It was a huge deal both financially and in terms of operational significance; the data center floor was swept of one vendor's equipment and replaced by the new, cool stuff that I was representing. Delivery necessitated the closure of a London street on a Saturday morning in order to have a crane lift the equipment to its appointed floor. And the punch line? The total capacity was 10 GB. It is amazing when you think that today I can get a mobile electronics flash card that's about the size of a fingernail and holds 64 GB!
My point is not just about the world moving on in absolute capacity; there's a relative story here, too. After all, at the time, that 10 GB represented "big data". Those of you who were around then will recall a serious debate within the industry about how many gigabytes a single-capacity planner could realistically manage. Maybe two, perhaps four? But, to repeat, the world has moved on. Or has it?
Today, there's lots of talk about big data. It is typically associated with, or followed by, a word such as "analytics" and its precise meaning is all rather mysterious--but it definitely refers to processing and storage needs that exceed the abilities of standard platforms. Partly it exists because--at least according to conventional wisdom--many of the issues associated with "regular" large-scale storage management apparently have been solved by modern storage software: thin provisioning, automation, what-have-you.
[ Read Big Data Projects: 6 Ways To Start Smart. ]
Of course, not everyone has the skills, budget, or scale to afford or deploy such functionality. But one could surely be reasonably safe in assuming that "regular big data"--just the amounts, without the analytics--is no longer much of an issue in the largest IT enterprises.
Our research shows that, surprisingly, this is not the case. Instead, it looks as if data growth still is outpacing the ability of advanced storage to manage and tame it. This is because organizations with higher amounts of storage capacity not only still rank "managing data growth" (in a tie with "improving backup and recovery") as their top overall IT priority, but they also are significantly more likely than smaller operations to be hiring storage administrators. For comparison, in smaller IT operations--those 50 TB and under--"managing data growth" is only sixth on the IT priorities list.
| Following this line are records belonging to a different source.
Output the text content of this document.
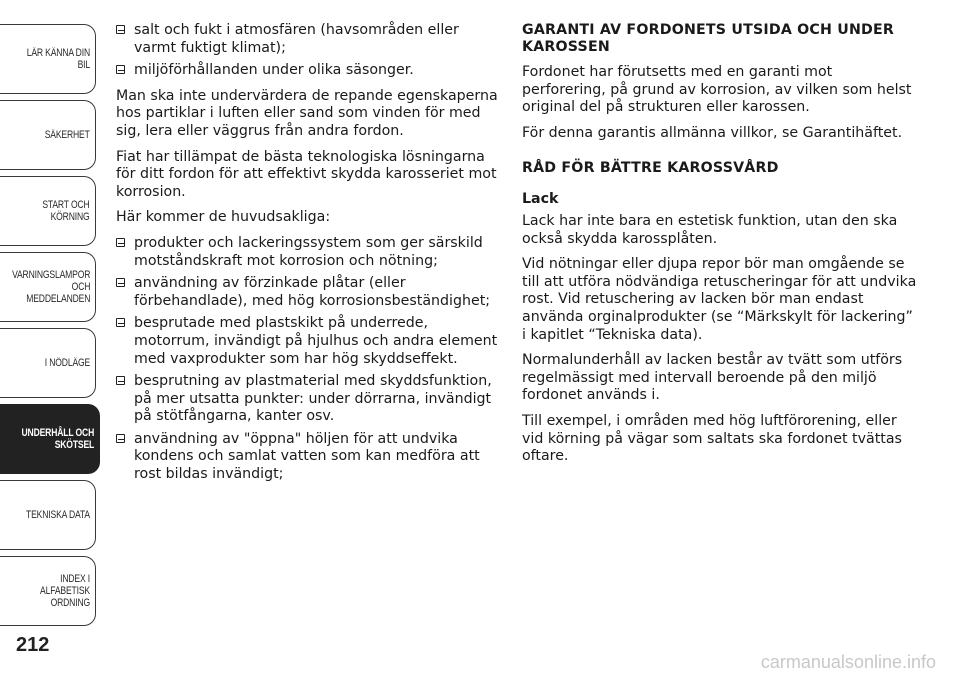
LÄR KÄNNA DIN BIL
SÄKERHET
START OCH
KÖRNING
VARNINGSLAMPOR
OCH
MEDDELANDEN
I NÖDLÄGE
UNDERHÅLL OCH
SKÖTSEL
TEKNISKA DATA
INDEX I ALFABETISK
ORDNING
212
salt och fukt i atmosfären (havsområden eller varmt fuktigt klimat);
miljöförhållanden under olika säsonger.

Man ska inte undervärdera de repande egenskaperna hos partiklar i luften eller sand som vinden för med sig, lera eller väggrus från andra fordon.

Fiat har tillämpat de bästa teknologiska lösningarna för ditt fordon för att effektivt skydda karosseriet mot korrosion.

Här kommer de huvudsakliga:

produkter och lackeringssystem som ger särskild motståndskraft mot korrosion och nötning;
användning av förzinkade plåtar (eller förbehandlade), med hög korrosionsbeständighet;
besprutade med plastskikt på underrede, motorrum, invändigt på hjulhus och andra element med vaxprodukter som har hög skyddseffekt.
besprutning av plastmaterial med skyddsfunktion, på mer utsatta punkter: under dörrarna, invändigt på stötfångarna, kanter osv.
användning av "öppna" höljen för att undvika kondens och samlat vatten som kan medföra att rost bildas invändigt;
GARANTI AV FORDONETS UTSIDA OCH UNDER KAROSSEN

Fordonet har förutsetts med en garanti mot perforering, på grund av korrosion, av vilken som helst original del på strukturen eller karossen.

För denna garantis allmänna villkor, se Garantihäftet.

RÅD FÖR BÄTTRE KAROSSVÅRD
Lack

Lack har inte bara en estetisk funktion, utan den ska också skydda karossplåten.

Vid nötningar eller djupa repor bör man omgående se till att utföra nödvändiga retuscheringar för att undvika rost. Vid retuschering av lacken bör man endast använda orginalprodukter (se “Märkskylt för lackering” i kapitlet “Tekniska data).

Normalunderhåll av lacken består av tvätt som utförs regelmässigt med intervall beroende på den miljö fordonet används i.

Till exempel, i områden med hög luftförorening, eller vid körning på vägar som saltats ska fordonet tvättas oftare.

carmanualsonline.info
Does this mean that all those advanced storage features that have been designed to optimize the management and protection of data are not living up to their billing? Or does it perhaps mean that these larger organizations simply aren't using them effectively, or at all?
Every year, ESG conducts an IT Spending Intentions survey. As one might expect, the top IT priorities for 2012 include--as they have for three straight years--such things as the increased use of server virtualization, improved backup and recovery, major application deployments or upgrades, managing data growth, and information security. However, for 2012, "managing data growth" rose to the top overall spot among organizations that have at least 500 TB of storage capacity under management. There is also a greater emphasis on improving backup and recovery processes among these same organizations. These two factors suggest that, despite a plethora of advanced storage and data protection features and tools, organizations with significantly higher storage capacities are still struggling to keep everything in check.